I was writing a Python script to automate uploading some files to Google Drive. Since I'm still a newbie Python programmer and this is an exercise as much as anything else, I started following the Google Quickstart and decided to use their quickstart.py as a basis on which to base my own script. In the part where it talks about how to create credentials for your Python script, it refers to the "Create credentials" link, at https://developers.google.com/workspace/guides/create-credentials
I follow the link, get into one of my Google Cloud projects, and try to set up the OAuth consent screen, using an "Internal" project, as they tell you... but I can't. Google says:
“Because you’re not a Google Workspace user, you can only make your
app available to external (general audience) users. ”
So I try to create an "External" project, and then proceed to create a new client ID, using a Desktop application. Then I download the JSON credentials and put them in the same folder as my Python script, as "credentials.json". I then execute the Python script in order to authenticate it: the browser opens, I log into my Google account, give it my permissions... and then the browser hangs, because it's redirecting to a localhost URL and obviously my little Python script isn't listening in my computer at all.
I believe they must have changed this recently, because a year ago I started following the same Python tutorial and could create credentials without problems, but the Google Drive API docs haven't been updated yet. So... how do I create credentials for a Python script now?
EDIT: adding here the source code for my script. As I said, it's very similar to Google's "quickstart.py":
from __future__ import print_function
import pickle
import os.path
from googleapiclient.discovery import build
from google_auth_oauthlib.flow import InstalledAppFlow
from google.auth.transport.requests import Request
from googleapiclient.errors import HttpError
# If modifying these scopes, delete the file token.pickle.
SCOPES = ['https://www.googleapis.com/auth/drive.metadata', 'https://www.googleapis.com/auth/drive']
def main():
"""Shows basic usage of the Drive v3 API.
Prints the names and ids of the first 10 files the user has access to.
"""
creds = None
# The file token.pickle stores the user's access and refresh tokens, and is
# created automatically when the authorization flow completes for the first
# time.
if os.path.exists('token_myappname.pickle'):
with open('token_myappname.pickle', 'rb') as token:
creds = pickle.load(token)
# If there are no (valid) credentials available, let the user log in.
if not creds or not creds.valid:
if creds and creds.expired and creds.refresh_token:
creds.refresh(Request())
else:
flow = InstalledAppFlow.from_client_secrets_file(
'credentials.json', SCOPES)
creds = flow.run_local_server(port=0)
# Save the credentials for the next run
with open('token_myappname.pickle', 'wb') as token:
pickle.dump(creds, token)
service = build('drive', 'v3', credentials=creds)
# Call the Drive v3 API
results = service.files().list(
pageSize=10, fields="nextPageToken, files(id, name)").execute()

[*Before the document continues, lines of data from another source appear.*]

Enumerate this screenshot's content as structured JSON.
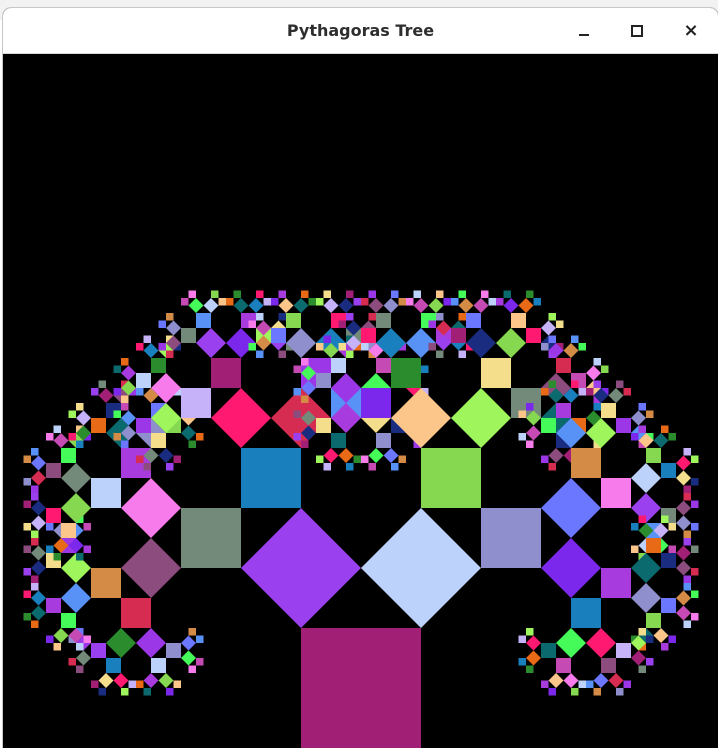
{
  "window": {
    "title": "Pythagoras Tree",
    "controls": {
      "minimize_icon": "minimize-icon",
      "maximize_icon": "maximize-icon",
      "close_icon": "close-icon",
      "close_glyph": "×"
    }
  },
  "canvas": {
    "background": "#000000",
    "palette": [
      "#a21f76",
      "#9b40ee",
      "#73897a",
      "#8c4c7e",
      "#d72c52",
      "#9c37e8",
      "#8f8fcd",
      "#6c77ff",
      "#d48b45",
      "#5992f7",
      "#44fb5a",
      "#c54ab4",
      "#f77bea",
      "#bcd2fb",
      "#86d850",
      "#fcc58a",
      "#7b27ec",
      "#a83bde",
      "#0b6a6e",
      "#e86a16",
      "#2b8c2e",
      "#1a7fbd",
      "#ff1971",
      "#c5b2f9",
      "#9ef55c",
      "#f4dd8b",
      "#1a2c80"
    ]
  }
}
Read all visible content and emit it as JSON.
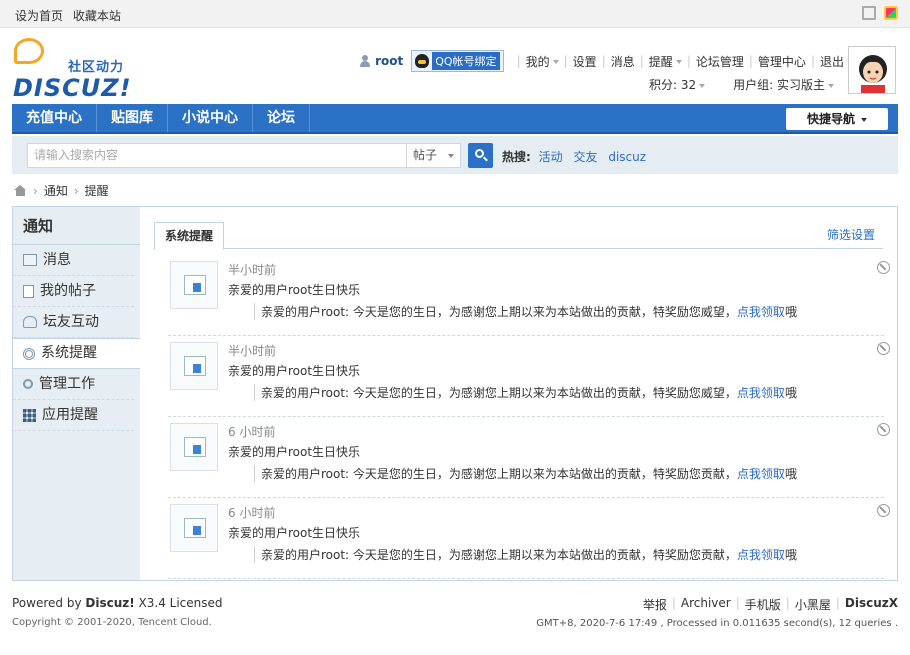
{
  "topbar": {
    "set_home": "设为首页",
    "bookmark": "收藏本站"
  },
  "logo": {
    "tagline": "社区动力",
    "wordmark": "DISCUZ!"
  },
  "user": {
    "name": "root",
    "qq_bind": "QQ帐号绑定",
    "menu": [
      "我的",
      "设置",
      "消息",
      "提醒",
      "论坛管理",
      "管理中心",
      "退出"
    ],
    "credits": "积分: 32",
    "group": "用户组: 实习版主"
  },
  "nav": {
    "items": [
      "充值中心",
      "贴图库",
      "小说中心",
      "论坛"
    ],
    "quick_nav": "快捷导航"
  },
  "search": {
    "placeholder": "请输入搜索内容",
    "type": "帖子",
    "hot_label": "热搜:",
    "hot_keywords": [
      "活动",
      "交友",
      "discuz"
    ]
  },
  "breadcrumb": [
    "通知",
    "提醒"
  ],
  "sidebar": {
    "title": "通知",
    "items": [
      "消息",
      "我的帖子",
      "坛友互动",
      "系统提醒",
      "管理工作",
      "应用提醒"
    ]
  },
  "content": {
    "tab": "系统提醒",
    "filter": "筛选设置",
    "notices": [
      {
        "time": "半小时前",
        "message": "亲爱的用户root生日快乐",
        "detail": "亲爱的用户root: 今天是您的生日，为感谢您上期以来为本站做出的贡献，特奖励您威望，",
        "link": "点我领取",
        "tail": "哦"
      },
      {
        "time": "半小时前",
        "message": "亲爱的用户root生日快乐",
        "detail": "亲爱的用户root: 今天是您的生日，为感谢您上期以来为本站做出的贡献，特奖励您威望，",
        "link": "点我领取",
        "tail": "哦"
      },
      {
        "time": "6 小时前",
        "message": "亲爱的用户root生日快乐",
        "detail": "亲爱的用户root: 今天是您的生日，为感谢您上期以来为本站做出的贡献，特奖励您贡献，",
        "link": "点我领取",
        "tail": "哦"
      },
      {
        "time": "6 小时前",
        "message": "亲爱的用户root生日快乐",
        "detail": "亲爱的用户root: 今天是您的生日，为感谢您上期以来为本站做出的贡献，特奖励您贡献，",
        "link": "点我领取",
        "tail": "哦"
      }
    ]
  },
  "footer": {
    "powered_prefix": "Powered by ",
    "powered_brand": "Discuz!",
    "powered_suffix": " X3.4 Licensed",
    "copyright": "Copyright © 2001-2020, Tencent Cloud.",
    "links": [
      "举报",
      "Archiver",
      "手机版",
      "小黑屋",
      "DiscuzX"
    ],
    "gmt": "GMT+8, 2020-7-6 17:49 , Processed in 0.011635 second(s), 12 queries ."
  },
  "colors": {
    "brand_blue": "#2b72c6",
    "link_blue": "#2b6cc4",
    "sidebar_bg": "#e6eef3"
  }
}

items = results.get('files', [])
if not items:
print('No files found.')
else:
#print(items[0])
print('Files:')
for item in items:
#print (item)
print(u'{0} {1} {2}'.format(item['name'], item['owners'], item['parents']))
I propose you to use a service account to access to the Drive.
For that, you need to share the drive (or the folder) with the service account email. And then use this code
from googleapiclient.discovery import build
import google.auth
SCOPES = ['https://www.googleapis.com/auth/drive.metadata', 'https://www.googleapis.com/auth/drive']
def main():
credentials, project_id = google.auth.default(scopes=SCOPES)
service = build('drive', 'v3', credentials=credentials)
# Call the Drive v3 API
results = service.files().list(
q=f"'1YJ6gMgACOqVVbcgKviJKtVa5ITgsI1yP' in parents",
pageSize=10, fields="nextPageToken, files(id, name, owners, parents)").execute()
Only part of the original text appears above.